As previously reported by Random Lengths News, the bridge was originally budgeted to cost $1 billion, but changes to the design led to it costing $1.467 billion.
Hilary Norton, chairwoman of the California Transportation Commission, said that the new bridge is engineered to be one of the most earthquake resilient bridges in the country.
“The bridge will bend, not break,” Norton said. “As I tour this bridge I can see how this massive structure will ride out a major earthquake with minimum impact.”
The bridge’s earthquake resilience is one reason for its substantial budget. A directive from the port and the California Department of Transportation called for the bridge’s towers to be enhanced to better survive an earthquake. In 2015, the Long Beach Harbor Commission voted to increase the project’s budget by $204 million for these enhancements, which also delayed the bridge’s completion.
The original was built in 1968, and while it still works, its upkeep has become too costly to be practical, Norton said.

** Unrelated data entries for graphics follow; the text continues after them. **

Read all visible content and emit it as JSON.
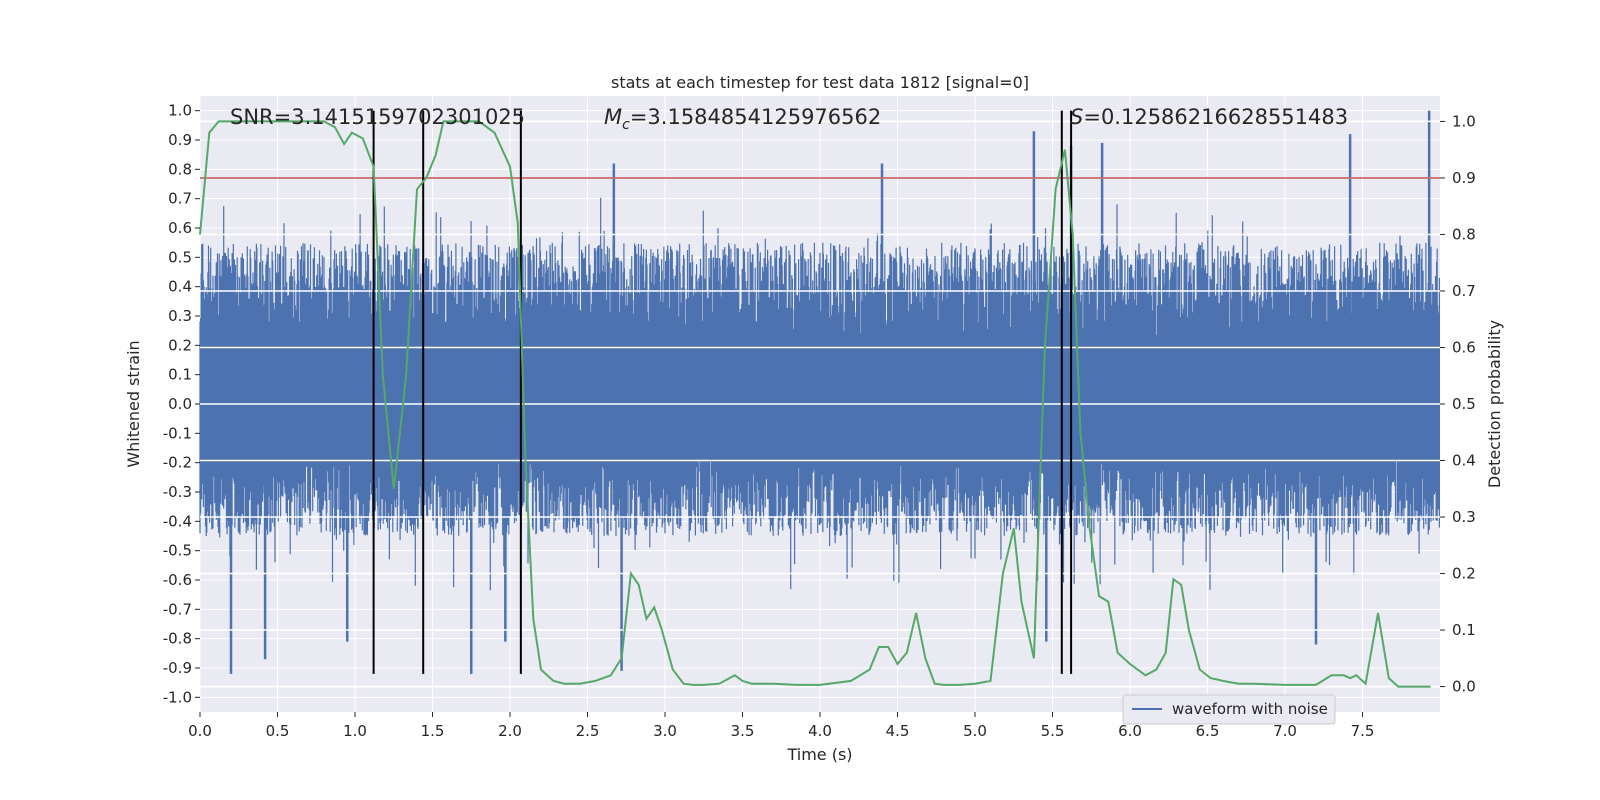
{
  "chart_data": {
    "type": "line",
    "title": "stats at each timestep for test data 1812 [signal=0]",
    "xlabel": "Time (s)",
    "ylabel": "Whitened strain",
    "y2label": "Detection probability",
    "xlim": [
      0,
      8
    ],
    "ylim": [
      -1.05,
      1.05
    ],
    "y2lim": [
      -0.045,
      1.045
    ],
    "x_ticks": [
      "0.0",
      "0.5",
      "1.0",
      "1.5",
      "2.0",
      "2.5",
      "3.0",
      "3.5",
      "4.0",
      "4.5",
      "5.0",
      "5.5",
      "6.0",
      "6.5",
      "7.0",
      "7.5"
    ],
    "y_ticks": [
      "1.0",
      "0.9",
      "0.8",
      "0.7",
      "0.6",
      "0.5",
      "0.4",
      "0.3",
      "0.2",
      "0.1",
      "0.0",
      "-0.1",
      "-0.2",
      "-0.3",
      "-0.4",
      "-0.5",
      "-0.6",
      "-0.7",
      "-0.8",
      "-0.9",
      "-1.0"
    ],
    "y2_ticks": [
      "1.0",
      "0.9",
      "0.8",
      "0.7",
      "0.6",
      "0.5",
      "0.4",
      "0.3",
      "0.2",
      "0.1",
      "0.0"
    ],
    "grid": true,
    "annotations": {
      "snr": "SNR=3.1415159702301025",
      "mc_symbol": "M",
      "mc_sub": "c",
      "mc_value": "=3.1584854125976562",
      "s_symbol": "S",
      "s_value": "=0.12586216628551483"
    },
    "legend": {
      "label": "waveform with noise",
      "position": "lower right"
    },
    "threshold": {
      "y2": 0.9,
      "color": "#c44e52"
    },
    "event_lines": {
      "x": [
        1.12,
        1.44,
        2.07,
        5.56,
        5.62
      ],
      "y_range": [
        -0.92,
        1.0
      ],
      "color": "#000000"
    },
    "series": [
      {
        "name": "waveform with noise",
        "axis": "left",
        "color": "#4c72b0",
        "kind": "noise-waveform",
        "typical_range": [
          -0.45,
          0.55
        ],
        "spikes": [
          {
            "x": 0.2,
            "y": -0.92
          },
          {
            "x": 0.42,
            "y": -0.87
          },
          {
            "x": 0.95,
            "y": -0.81
          },
          {
            "x": 1.75,
            "y": -0.92
          },
          {
            "x": 1.97,
            "y": -0.81
          },
          {
            "x": 2.67,
            "y": 0.82
          },
          {
            "x": 2.72,
            "y": -0.91
          },
          {
            "x": 4.4,
            "y": 0.82
          },
          {
            "x": 5.38,
            "y": 0.93
          },
          {
            "x": 5.46,
            "y": -0.81
          },
          {
            "x": 5.62,
            "y": 0.88
          },
          {
            "x": 5.82,
            "y": 0.89
          },
          {
            "x": 7.2,
            "y": -0.82
          },
          {
            "x": 7.42,
            "y": 0.92
          },
          {
            "x": 7.93,
            "y": 1.0
          }
        ]
      },
      {
        "name": "Detection probability",
        "axis": "right",
        "color": "#55a868",
        "x": [
          0,
          0.06,
          0.12,
          0.2,
          0.3,
          0.4,
          0.5,
          0.6,
          0.7,
          0.8,
          0.87,
          0.93,
          0.98,
          1.05,
          1.12,
          1.18,
          1.25,
          1.33,
          1.4,
          1.46,
          1.52,
          1.57,
          1.62,
          1.7,
          1.8,
          1.9,
          1.95,
          2.0,
          2.05,
          2.1,
          2.15,
          2.2,
          2.28,
          2.35,
          2.45,
          2.55,
          2.65,
          2.72,
          2.78,
          2.83,
          2.88,
          2.93,
          2.98,
          3.05,
          3.12,
          3.18,
          3.25,
          3.35,
          3.45,
          3.5,
          3.56,
          3.62,
          3.7,
          3.85,
          4.0,
          4.2,
          4.32,
          4.38,
          4.44,
          4.5,
          4.56,
          4.62,
          4.68,
          4.74,
          4.8,
          4.9,
          5.0,
          5.1,
          5.18,
          5.25,
          5.3,
          5.38,
          5.45,
          5.52,
          5.58,
          5.63,
          5.68,
          5.74,
          5.8,
          5.86,
          5.92,
          6.0,
          6.1,
          6.17,
          6.23,
          6.28,
          6.33,
          6.38,
          6.45,
          6.52,
          6.6,
          6.7,
          6.8,
          7.0,
          7.2,
          7.3,
          7.38,
          7.42,
          7.46,
          7.52,
          7.6,
          7.67,
          7.73,
          7.8,
          7.9,
          7.94
        ],
        "y": [
          0.8,
          0.98,
          1.0,
          1.0,
          1.0,
          1.0,
          1.0,
          1.0,
          1.0,
          1.0,
          0.99,
          0.96,
          0.98,
          0.97,
          0.92,
          0.55,
          0.35,
          0.55,
          0.88,
          0.9,
          0.94,
          1.0,
          1.0,
          1.0,
          1.0,
          0.98,
          0.95,
          0.92,
          0.82,
          0.4,
          0.12,
          0.03,
          0.01,
          0.005,
          0.005,
          0.01,
          0.02,
          0.05,
          0.2,
          0.18,
          0.12,
          0.14,
          0.1,
          0.03,
          0.005,
          0.003,
          0.003,
          0.005,
          0.02,
          0.01,
          0.005,
          0.005,
          0.005,
          0.003,
          0.003,
          0.01,
          0.03,
          0.07,
          0.07,
          0.04,
          0.06,
          0.13,
          0.05,
          0.005,
          0.003,
          0.003,
          0.005,
          0.01,
          0.2,
          0.28,
          0.15,
          0.05,
          0.6,
          0.88,
          0.95,
          0.8,
          0.45,
          0.28,
          0.16,
          0.15,
          0.06,
          0.04,
          0.02,
          0.03,
          0.06,
          0.19,
          0.18,
          0.1,
          0.03,
          0.015,
          0.01,
          0.005,
          0.005,
          0.003,
          0.003,
          0.02,
          0.02,
          0.015,
          0.02,
          0.005,
          0.13,
          0.015,
          0.0,
          0.0,
          0.0,
          0.0
        ]
      }
    ]
  }
}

The new bridge is an extension of Interstate 710 and is mainly designed to facilitate traffic to and from the Port of Long Beach.
“What’s really, really important is what this bridge is actually going to do,” said Long Beach Mayor Robert Garcia at the re-opening ceremony on Oct. 2. “Not only does it connect Long Beach to Los Angeles, but it connects our port and the world to each other.”

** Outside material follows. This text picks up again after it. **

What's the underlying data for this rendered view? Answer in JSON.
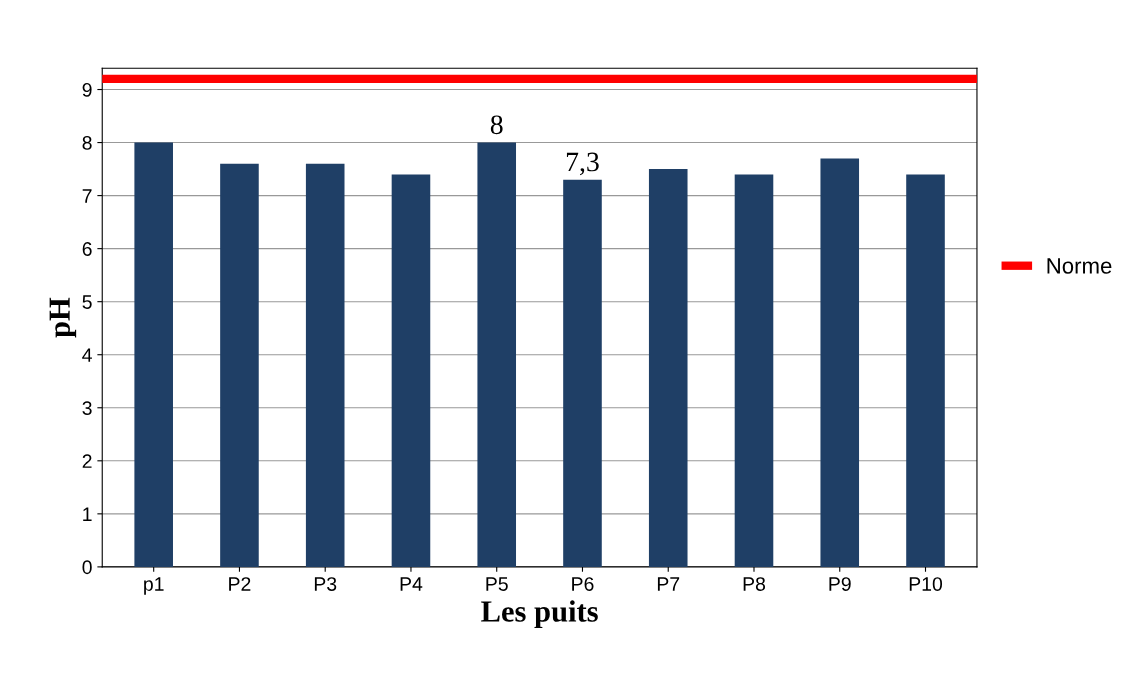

Garcia said the bridge will be an icon for the City of Long Beach. It is California’s first cable-stayed bridge — that means it has two towers that support the bridge deck — and its distinctive design will be dramatically lighted at night.

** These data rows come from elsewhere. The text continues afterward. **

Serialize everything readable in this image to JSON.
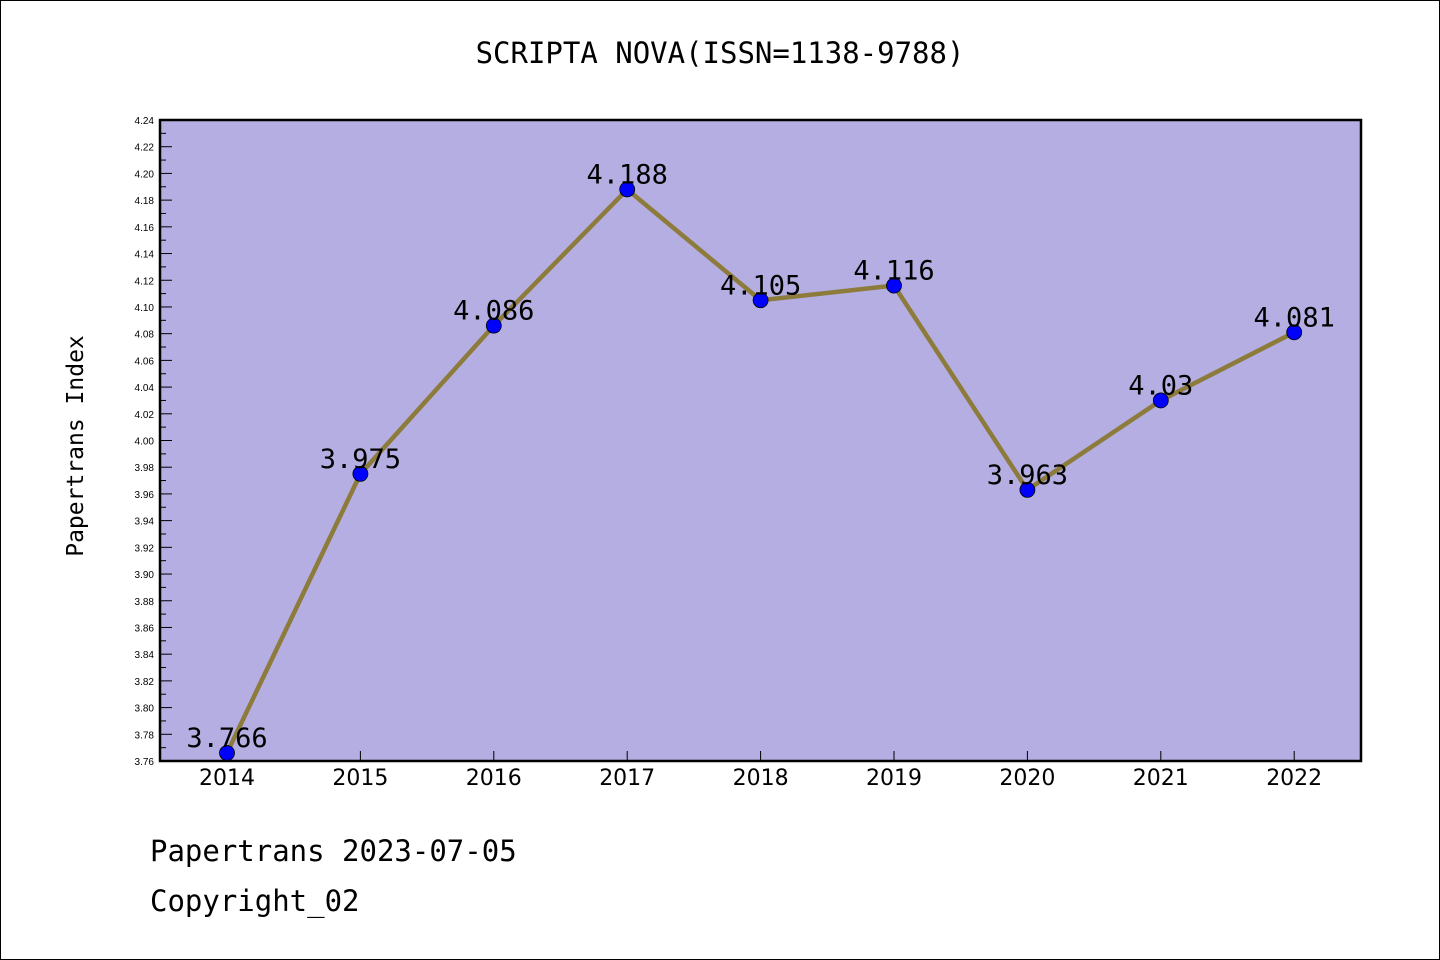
{
  "title": "SCRIPTA NOVA(ISSN=1138-9788)",
  "footer": {
    "line1": "Papertrans 2023-07-05",
    "line2": "Copyright_02"
  },
  "colors": {
    "plot_background": "#b5aee2",
    "line": "#8c7b3a",
    "marker": "#0000ff"
  },
  "chart_data": {
    "type": "line",
    "title": "SCRIPTA NOVA(ISSN=1138-9788)",
    "xlabel": "",
    "ylabel": "Papertrans Index",
    "categories": [
      "2014",
      "2015",
      "2016",
      "2017",
      "2018",
      "2019",
      "2020",
      "2021",
      "2022"
    ],
    "series": [
      {
        "values": [
          3.766,
          3.975,
          4.086,
          4.188,
          4.105,
          4.116,
          3.963,
          4.03,
          4.081
        ],
        "labels": [
          "3.766",
          "3.975",
          "4.086",
          "4.188",
          "4.105",
          "4.116",
          "3.963",
          "4.03",
          "4.081"
        ]
      }
    ],
    "ylim": [
      3.76,
      4.24
    ],
    "yticks": [
      "3.76",
      "3.78",
      "3.80",
      "3.82",
      "3.84",
      "3.86",
      "3.88",
      "3.90",
      "3.92",
      "3.94",
      "3.96",
      "3.98",
      "4.00",
      "4.02",
      "4.04",
      "4.06",
      "4.08",
      "4.10",
      "4.12",
      "4.14",
      "4.16",
      "4.18",
      "4.20",
      "4.22",
      "4.24"
    ],
    "grid": false,
    "legend": "none"
  }
}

Thousands of workers, engineers and port staff were involved in the design, engineering and construction of the new bridge, said Eleni Kounalakis, lieutenant governor of California.
The bridge was built using a project labor agreement, ensuring thousands of local jobs and apprenticeship opportunities, O’Donnell said.
It was financed using a combination of federal highway funds; state and county transportation funds; and from revenue the port collected from ships that come into its harbor, said Los Angeles County Supervisor Janice Hahn. CalTrans, the U.S. Department of Transportation, and LA Metro provided funding as well.
To build the new bridge, the Port of Long Beach took on the responsibility of clearing the right of way, said Al Moro, former acting executive director and chief harbor engineer for the port. This means clearing the area where the bridge would be built. There were lots of oil wells that had to be removed.
To lay the foundation for the bridge, the builders had to build cast-in-drilled shaft piles, said Doug Thiessen, former managing director at the Port of Long Beach. They are solid steel poles that they placed underground, some as deep as 200 feet.
“There were so many of these,” Thiessen said. “We found out the complexity of these things, and to make those things work for seismic design loads, it was incredibly challenging.”
The builders used 350 of the steel piles, and the success of the project early on hinged on their ability to drill the holes for them and place them accurately, as this is the foundation that the bridge sits on, said Zeph Varley, senior construction engineer.
Los Angeles Mayor Eric Garcetti said the bridge is an important way to strengthen and speed up the transport of goods from the ports.
“It will help ease commutes along the South Bay, strengthen our economy, and it will benefit the trucks coming to and from the Port of LA too,” Garcetti said.
Rep. Alan Lowenthal said the new bridge will last 100 years.
When the original bridge opened in 1968, the cargo ships coming to the port of Long Beach were one-sixth the size of modern cargo ships.
The old bridge is too low to accommodate some of the taller cargo ships that enter the port. However, building another bridge next to it does not solve this problem, so the original bridge is scheduled for demolition. The projected costs for the demolition also increased the project’s budget.
The original bridge had outlived its capacity, as it was not designed to handle 18 million vehicle trips a year, Norton said. However, the new bridge was designed to accommodate this many trips.
“The old bridge was literally crumbling, and the Port of Long Beach installed a diaper-like device to prevent concrete from falling into the shipping channel,” said David Kim, secretary of the California State Transportation Agency.